Ayrıca iadesine karar verilen kesin teminat mektubu bedeli ve kabul edilen alacağın toplamı üzerinden alınması gerekli nispi ilam harcı hesaplanarak, peşin alınan, tamamlatılan ve ıslah nedeniyle yatırılan nispi ilam harçları mahsup edilip kalan karar harcının davalı iş sahibinden tahsil edilip hazineye gelir yazılmasının ve peşin alınan harçlar ile tamamlanan harçların tamamının davalıdan alınarak davacıya ödenmesine karar verilmesi gerekirken ilam harcı yönünden de yazılı şekilde karar verilmesi usul ve yasaya aykırı olmuştur.
Kararın belirtilen sebeplerle bozulması uygun bulunmuştur.

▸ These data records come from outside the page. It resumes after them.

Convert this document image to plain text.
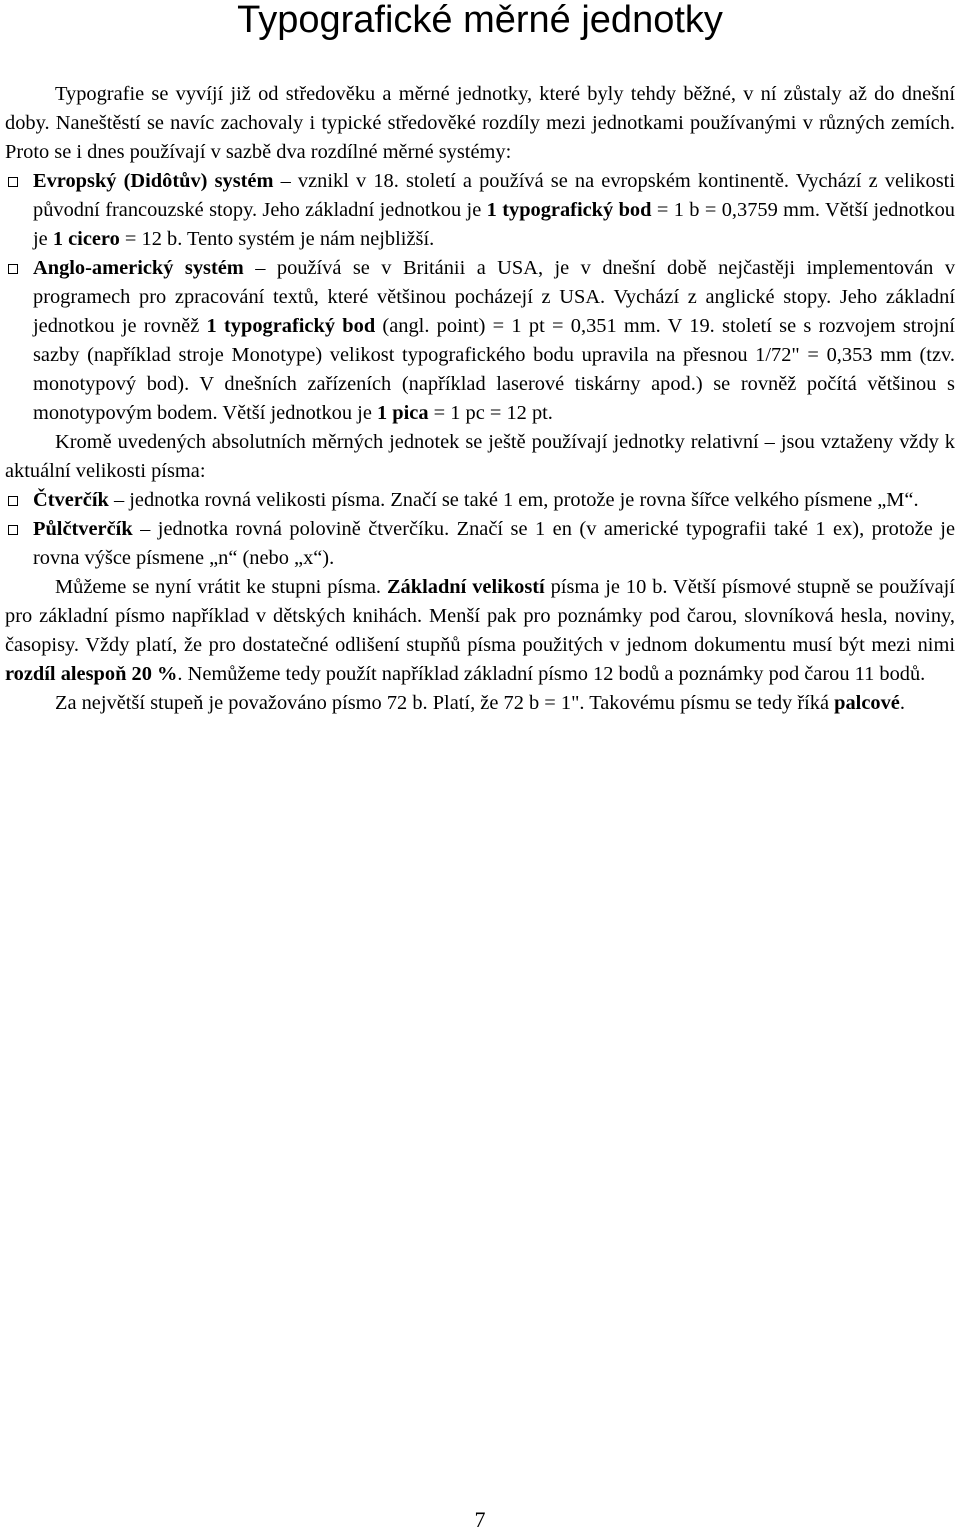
Typografické měrné jednotky

Typografie se vyvíjí již od středověku a měrné jednotky, které byly tehdy běžné, v ní zůstaly až do dnešní doby. Naneštěstí se navíc zachovaly i typické středověké rozdíly mezi jednotkami používanými v různých zemích. Proto se i dnes používají v sazbě dva rozdílné měrné systémy:

Evropský (Didôtův) systém – vznikl v 18. století a používá se na evropském kontinentě. Vychází z velikosti původní francouzské stopy. Jeho základní jednotkou je 1 typografický bod = 1 b = 0,3759 mm. Větší jednotkou je 1 cicero = 12 b. Tento systém je nám nejbližší.
Anglo-americký systém – používá se v Británii a USA, je v dnešní době nejčastěji implementován v programech pro zpracování textů, které většinou pocházejí z USA. Vychází z anglické stopy. Jeho základní jednotkou je rovněž 1 typografický bod (angl. point) = 1 pt = 0,351 mm. V 19. století se s rozvojem strojní sazby (například stroje Monotype) velikost typografického bodu upravila na přesnou 1/72" = 0,353 mm (tzv. monotypový bod). V dnešních zařízeních (například laserové tiskárny apod.) se rovněž počítá většinou s monotypovým bodem. Větší jednotkou je 1 pica = 1 pc = 12 pt.

Kromě uvedených absolutních měrných jednotek se ještě používají jednotky relativní – jsou vztaženy vždy k aktuální velikosti písma:

Čtverčík – jednotka rovná velikosti písma. Značí se také 1 em, protože je rovna šířce velkého písmene „M“.
Půlčtverčík – jednotka rovná polovině čtverčíku. Značí se 1 en (v americké typografii také 1 ex), protože je rovna výšce písmene „n“ (nebo „x“).

Můžeme se nyní vrátit ke stupni písma. Základní velikostí písma je 10 b. Větší písmové stupně se používají pro základní písmo například v dětských knihách. Menší pak pro poznámky pod čarou, slovníková hesla, noviny, časopisy. Vždy platí, že pro dostatečné odlišení stupňů písma použitých v jednom dokumentu musí být mezi nimi rozdíl alespoň 20 %. Nemůžeme tedy použít například základní písmo 12 bodů a poznámky pod čarou 11 bodů.

Za největší stupeň je považováno písmo 72 b. Platí, že 72 b = 1". Takovému písmu se tedy říká palcové.

7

SONUÇ: Yukarıda 1. bentte açıklanan nedenlerde tarafların diğer temyiz itirazlarının reddine, 2. bent uyarınca kabulüyle hükmün taraflar yararına BOZULMASINA, 5766 sayılı Kanun’un 11. maddesi ile yapılan değişiklik gereğince Harçlar Kanunu 42/2-d maddesi uyarınca alınması gereken bakiye 52,80 TL Yargıtay başvurma harcının temyiz eden davacıdan alınmasına, ödenenden 5766 sayılı Kanun’un 11. maddesi ile yapılan değişiklik gereğince Harçlar Kanunu 42/2-d maddesi uyarınca alınması gereken 218,50 TL Yargıtay başvurma harcının mahsup edilerek, varsa fazla alınan temyiz harcının temyiz eden davalıya iadesine, karara karşı tebliğ tarihinden itibaren 15 gün içinde karar düzeltme isteminde bulunulabileceğine 13.07.2020 gününde oybirliğiyle karar verildi.